Basically I stream from RTSP cameras into GStreamer. I have GStreamer constantly convert to MPEG-TS(A wonderful format because the fixed size chunks make stream streaming easy) and output on a named pipe, plus output the keyframes to ramdisk files.
The TS stream I output via a web socket and use a JS player to decode that(See kaithem/data/modules/Beholder for the player code).
But I also output the video to files in the ramdisk continually and keep the last few segments. When record is triggered, I copy all the existing segments over(To catch things before record started), start copying any new ones and start creating an HLS playlist file. When you go to play a file in the web UI, I use an HLS player directly.
This allows playback while a session is still being recorded, and future metadata stuff in the file, and lets me use .ts for everything.
Keyframes go into a motion algorithm that uses PIL to perform an erosion operation and remove small bits of noise, taking into account real motion will be connected pixels. If motion is seen, tflite-runtime runs the Efficientdet model. This is probably the weakest part of the system, since I only look at keyframes and the model is not very accurate I occasionally miss things.
The results get postprocessed because sometimes the model sees things that aren't there. Definitely could use better modeling.
The motion estimator value is exposed as a tag point for other automation triggers in realtime.
I'm using Amcrest at the moment but they have some big ethical problems last I heard, so I'd probably go with TP Link Tapo if they still have RTSP next time.
What are you doing motion detection with? I'm using dvr-scan (which wraps opencv) right now, and it's both slow and hard to tune.
And, are you using zones, or do you just have filtering tuned so that ambient movement of leaves etc don't trigger an event? It seems to me that since a camera's viewpoint is static that you ought to be able to train it to identify and disregard "normal" movement, but I haven't dug far enough to figure out how to do that yet.
I'm using Efficientdet for object, which is not that great but pretty fast on a GPU.
I don't have any zones, but I do have a custom detection algorithm. Since I only look at a frame every few seconds I went with an algorithm a bit more optimized for that application, it has to detect motion with only one frame or it won't get another chance for several seconds, and possibly miss the event.
Basically I take the difference between this keyframe and the last one, then do an erosion to remove pixel noise and tiny movement.
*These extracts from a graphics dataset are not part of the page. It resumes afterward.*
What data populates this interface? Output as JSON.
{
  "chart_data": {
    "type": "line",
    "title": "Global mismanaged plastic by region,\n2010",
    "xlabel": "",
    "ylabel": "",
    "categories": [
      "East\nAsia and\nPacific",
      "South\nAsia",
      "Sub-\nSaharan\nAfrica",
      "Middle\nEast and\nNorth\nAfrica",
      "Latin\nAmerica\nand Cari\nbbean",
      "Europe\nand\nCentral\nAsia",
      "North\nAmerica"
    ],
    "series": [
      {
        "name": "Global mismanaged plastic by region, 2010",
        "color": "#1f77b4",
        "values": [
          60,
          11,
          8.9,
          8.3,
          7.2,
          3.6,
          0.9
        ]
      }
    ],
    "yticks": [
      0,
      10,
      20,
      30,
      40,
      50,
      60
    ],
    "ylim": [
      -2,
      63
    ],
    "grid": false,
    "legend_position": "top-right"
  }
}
After the erosion I take the average value of the pixels and get rid of any pixels not significantly above that, to get rid of small uniform lighting changes and really noisy artifacts in low light.
Then after that I square every pixel and square root the mean of the whole image.
I forgot how complicated this was and how many tweaks I added!
As far as I have seen, most AI solutions focus on object detection on a single frame. Would temporal memory, or video detection, increase the confidence a lot? I have not seen any solutions that would understand larger context over multiple seconds timespans.
The real kicker would be for it to integrate a 3D model of what it's looking at. But that would require some heuristics of the world which would probably require some other kind of training data than just a bunch of images. Maybe if/when 3D scans and the corresponding 2D images can be acquired en masse together, or if it could be done in a simulated environment with virtual cameras in them?
Unfortunately I don't have a learning accelerator or dedicated NVR machine, so I'm just using tricks like only decoding keyframes and running inference on those, but only if I've detected motion.
I'd really like to do more with image recognition, edge computing surveillance has a lot of of potential to help people who don't trust the cloud solutions.